I would not start out by calling my previous relationship with the stimpmeter hate, probably not even dislike. A more accurate word would be ambivalence. The greens at my first course, Northland Country Club, were very severely sloped and difficult to stimp. On the occasions of big events, I might take the stimp to the 13th (flattest) green and get an idea of the speed. Mostly though I’d putt on them and listen to golfer comments to judge whether our practices were producing the requisite speed. As I would come to find out years later, the fact we rolled every single day probably had a lot to do with the speed. I once had an employee approach me to say; “I’m not complaining, but I wanted to let you know I’ve rolled greens 27 days in a row.” He was REALLY good at rolling greens, but don’t worry, he did something different the next day. This story has always been a funny reminder to me that we never skipped rolling at Northland, and we almost never had complaints about greenspeed.

Fast forward a number of years and during the final green committee meeting of 2018, a member asked me; “when you stimp, do you stimp multiple greens?” My answer was no. I felt like I wanted to stimp every day, but something always seemed to get in the way. My stimping routine went something like this:

Monday-didn’t mow or roll, what’s the point?

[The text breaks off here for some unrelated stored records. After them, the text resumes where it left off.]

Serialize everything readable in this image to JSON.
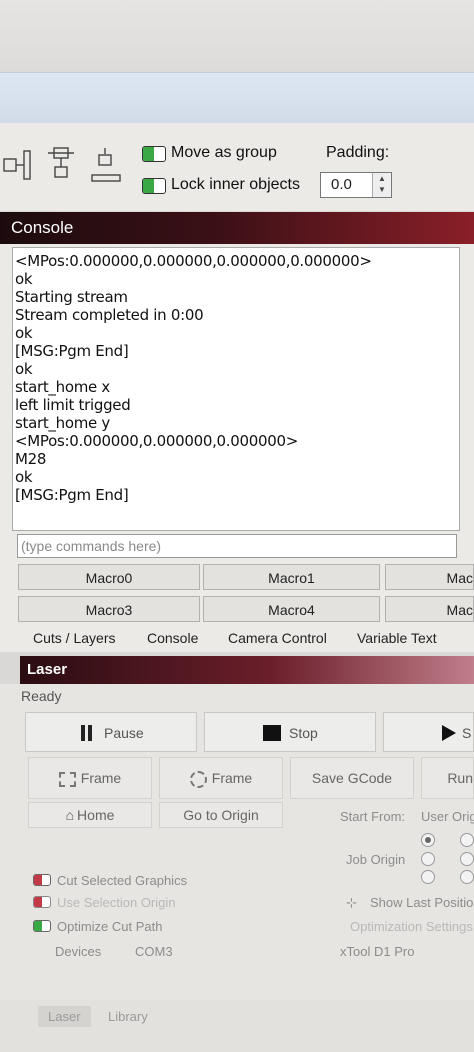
{
  "toolbar": {
    "move_as_group": "Move as group",
    "lock_inner_objects": "Lock inner objects",
    "padding_label": "Padding:",
    "padding_value": "0.0"
  },
  "console": {
    "title": "Console",
    "lines": [
      "<MPos:0.000000,0.000000,0.000000,0.000000>",
      "ok",
      "Starting stream",
      "Stream completed in 0:00",
      "ok",
      "[MSG:Pgm End]",
      "ok",
      "start_home x",
      "left limit trigged",
      "start_home y",
      " <MPos:0.000000,0.000000,0.000000>",
      " M28",
      " ok",
      " [MSG:Pgm End]"
    ],
    "input_placeholder": "(type commands here)",
    "macros_row1": [
      "Macro0",
      "Macro1",
      "Mac"
    ],
    "macros_row2": [
      "Macro3",
      "Macro4",
      "Mac"
    ]
  },
  "tabs": [
    "Cuts / Layers",
    "Console",
    "Camera Control",
    "Variable Text"
  ],
  "laser": {
    "title": "Laser",
    "status": "Ready",
    "pause": "Pause",
    "stop": "Stop",
    "start": "S",
    "frame1": "Frame",
    "frame2": "Frame",
    "save_gcode": "Save GCode",
    "run": "Run",
    "home": "Home",
    "go_to_origin": "Go to Origin",
    "start_from_label": "Start From:",
    "start_from_value": "User Orig",
    "job_origin_label": "Job Origin",
    "cut_selected_graphics": "Cut Selected Graphics",
    "use_selection_origin": "Use Selection Origin",
    "optimize_cut_path": "Optimize Cut Path",
    "show_last_position": "Show Last Position",
    "optimization_settings": "Optimization Settings",
    "devices_label": "Devices",
    "port": "COM3",
    "device_name": "xTool D1 Pro"
  },
  "bottom_tabs": [
    "Laser",
    "Library"
  ],
  "colors": {
    "console_header_dark": "#1c0b0e",
    "console_header_red": "#8a1f28",
    "toggle_on": "#3aa845",
    "toggle_off": "#c23a45"
  }
}
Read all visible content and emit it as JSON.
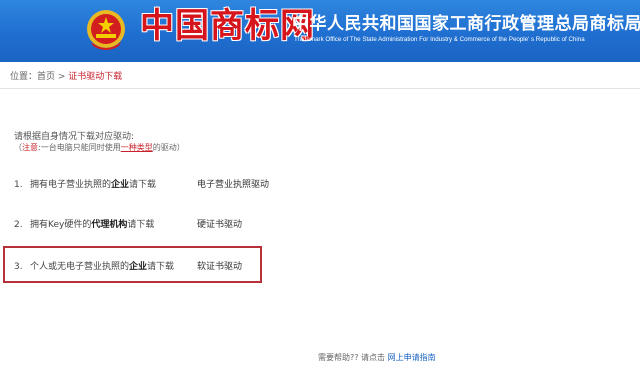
{
  "header": {
    "logo_text": "中国商标网",
    "office_cn": "中华人民共和国国家工商行政管理总局商标局",
    "office_en": "Trademark Office of The State Administration For Industry & Commerce of the People' s Republic of China"
  },
  "breadcrumb": {
    "prefix": "位置：",
    "home": "首页",
    "separator": " > ",
    "current": "证书驱动下载"
  },
  "intro": "请根据自身情况下载对应驱动:",
  "note": {
    "open": "（",
    "label": "注意",
    "text_a": ":一台电脑只能同时使用",
    "underlined": "一种类型",
    "text_b": "的驱动）"
  },
  "items": [
    {
      "num": "1.",
      "pre": "拥有电子营业执照的",
      "bold": "企业",
      "post": "请下载",
      "driver": "电子营业执照驱动"
    },
    {
      "num": "2.",
      "pre": "拥有Key硬件的",
      "bold": "代理机构",
      "post": "请下载",
      "driver": "硬证书驱动"
    },
    {
      "num": "3.",
      "pre": "个人或无电子营业执照的",
      "bold": "企业",
      "post": "请下载",
      "driver": "软证书驱动"
    }
  ],
  "footer": {
    "text": "需要帮助?? 请点击 ",
    "link": "网上申请指南"
  },
  "colors": {
    "header_bg": "#1f6fd0",
    "logo_red": "#d6141b",
    "highlight_border": "#b7313b"
  }
}
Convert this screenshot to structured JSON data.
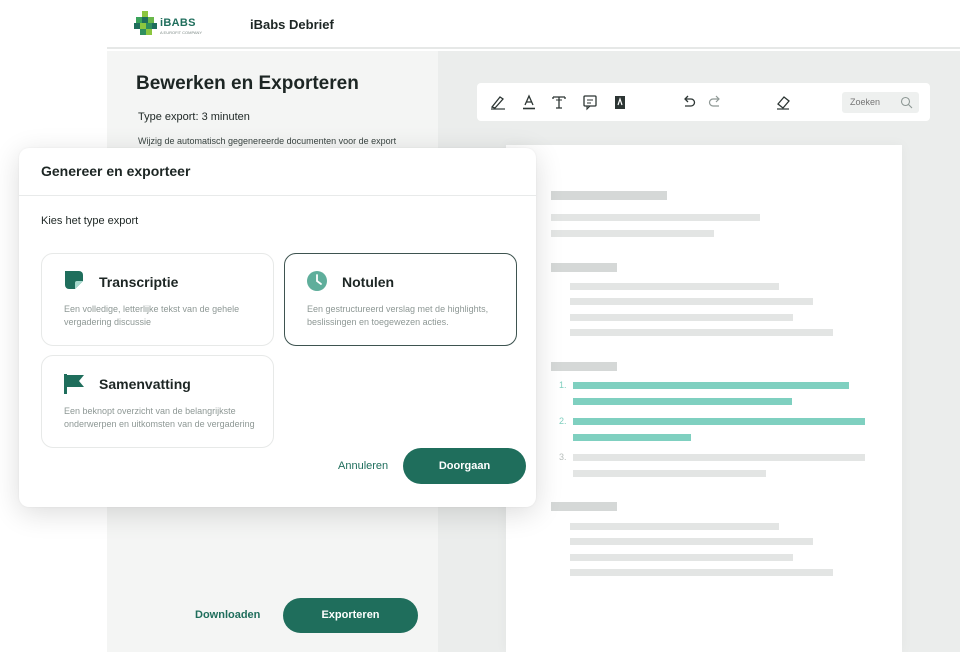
{
  "header": {
    "logo_name": "iBABS",
    "logo_sub": "A EUROFIT COMPANY",
    "app_title": "iBabs Debrief"
  },
  "left_panel": {
    "title": "Bewerken en Exporteren",
    "export_time": "Type export: 3 minuten",
    "description": "Wijzig de automatisch gegenereerde documenten voor de export",
    "download_label": "Downloaden",
    "export_label": "Exporteren"
  },
  "toolbar": {
    "tools": [
      "draw-icon",
      "text-color-icon",
      "text-style-icon",
      "comment-icon",
      "highlight-icon",
      "undo-icon",
      "redo-icon",
      "eraser-icon"
    ],
    "search_placeholder": "Zoeken"
  },
  "document": {
    "list_numbers": [
      "1.",
      "2.",
      "3."
    ]
  },
  "modal": {
    "title": "Genereer en exporteer",
    "subtitle": "Kies het type export",
    "options": [
      {
        "title": "Transcriptie",
        "description": "Een volledige, letterlijke tekst van de gehele vergadering discussie",
        "icon": "document-icon",
        "selected": false
      },
      {
        "title": "Notulen",
        "description": "Een gestructureerd verslag met de highlights, beslissingen en toegewezen acties.",
        "icon": "clock-icon",
        "selected": true
      },
      {
        "title": "Samenvatting",
        "description": "Een beknopt overzicht van de belangrijkste onderwerpen en uitkomsten van de vergadering",
        "icon": "flag-icon",
        "selected": false
      }
    ],
    "cancel_label": "Annuleren",
    "continue_label": "Doorgaan"
  },
  "colors": {
    "brand": "#1f6e5c",
    "highlight": "#7fd0c0",
    "panel": "#f4f5f4"
  }
}
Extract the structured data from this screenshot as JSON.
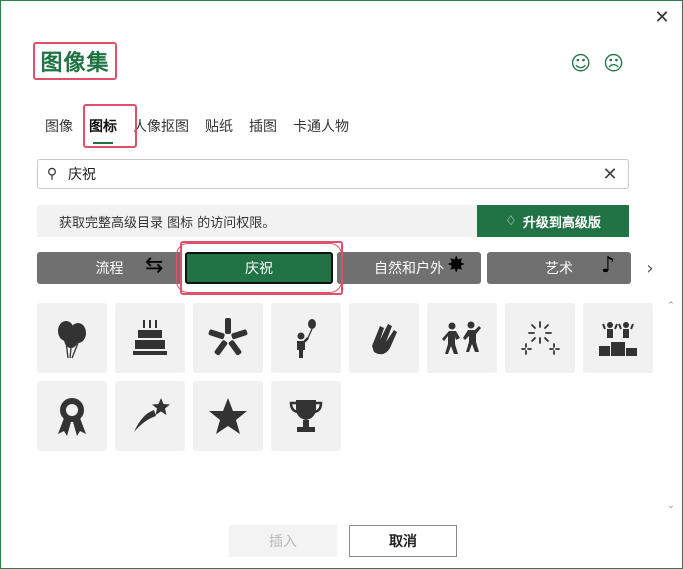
{
  "dialog": {
    "title": "图像集",
    "close_glyph": "✕",
    "feedback": {
      "happy_glyph": "☺",
      "sad_glyph": "☹"
    }
  },
  "tabs": [
    {
      "label": "图像",
      "active": false
    },
    {
      "label": "图标",
      "active": true
    },
    {
      "label": "人像抠图",
      "active": false
    },
    {
      "label": "贴纸",
      "active": false
    },
    {
      "label": "插图",
      "active": false
    },
    {
      "label": "卡通人物",
      "active": false
    }
  ],
  "search": {
    "value": "庆祝",
    "placeholder": "",
    "search_glyph": "⚲",
    "clear_glyph": "✕"
  },
  "upsell": {
    "message": "获取完整高级目录 图标 的访问权限。",
    "upgrade_label": "升级到高级版",
    "upgrade_glyph": "♢"
  },
  "categories": [
    {
      "label": "流程",
      "deco": "⇆",
      "active": false
    },
    {
      "label": "庆祝",
      "deco": "",
      "active": true
    },
    {
      "label": "自然和户外",
      "deco": "✸",
      "active": false
    },
    {
      "label": "艺术",
      "deco": "♪",
      "active": false
    }
  ],
  "next_glyph": "›",
  "icons": [
    "balloons-icon",
    "birthday-cake-icon",
    "team-hands-icon",
    "person-with-balloon-icon",
    "clapping-hands-icon",
    "dancing-people-icon",
    "fireworks-icon",
    "podium-icon",
    "award-ribbon-icon",
    "shooting-star-icon",
    "star-icon",
    "trophy-icon"
  ],
  "scroll": {
    "up_glyph": "⌃",
    "down_glyph": "⌄"
  },
  "actions": {
    "insert_label": "插入",
    "cancel_label": "取消"
  },
  "colors": {
    "accent": "#217346",
    "highlight": "#e0506a",
    "category_bg": "#707070",
    "tile_bg": "#f1f1f1"
  }
}
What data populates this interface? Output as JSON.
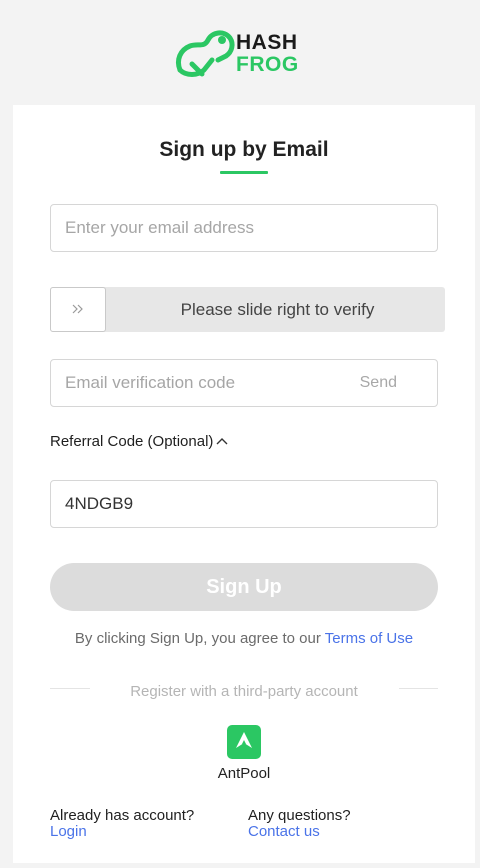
{
  "brand": {
    "line1": "HASH",
    "line2": "FROG",
    "accent": "#2bc763",
    "logo_icon": "frog-icon"
  },
  "form": {
    "title": "Sign up by Email",
    "email_placeholder": "Enter your email address",
    "slider_text": "Please slide right to verify",
    "slider_icon": "double-chevron-right-icon",
    "code_placeholder": "Email verification code",
    "send_label": "Send",
    "referral_label": "Referral Code (Optional)",
    "referral_value": "4NDGB9",
    "signup_label": "Sign Up",
    "terms_prefix": "By clicking Sign Up, you agree to our ",
    "terms_link": "Terms of Use"
  },
  "third_party": {
    "divider_text": "Register with a third-party account",
    "provider_label": "AntPool",
    "provider_icon": "antpool-icon"
  },
  "footer": {
    "account_question": "Already has account?",
    "login_link": "Login",
    "help_question": "Any questions?",
    "contact_link": "Contact us"
  },
  "colors": {
    "link": "#4a73e8",
    "disabled_button": "#dcdcdc"
  }
}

Tuesday-Stimp the small putting green. Disappointed in the number…shrug.

Wednesday-Stimp the small putting green. Number is better.



Saturday-Too many people around.

Sunday-Didn’t go into work and forget to have someone do it for me.

I’m kind of making this up, but you get the picture. I did it sometimes, only on one green and because it did not seem important enough, I let other things get in the way.

In June of 2019, Hazeltine hosted the KPMG Women’s PGA Championship and of course, we stimped a lot of greens in the morning and evening. When we hosted the Ryder Cup, we stimped a lot of greens, both in the morning and the evening. Why? Consistency of course, and to make sure we were attaining the speed desired by the PGA of America’s setup guru Kerry Haigh.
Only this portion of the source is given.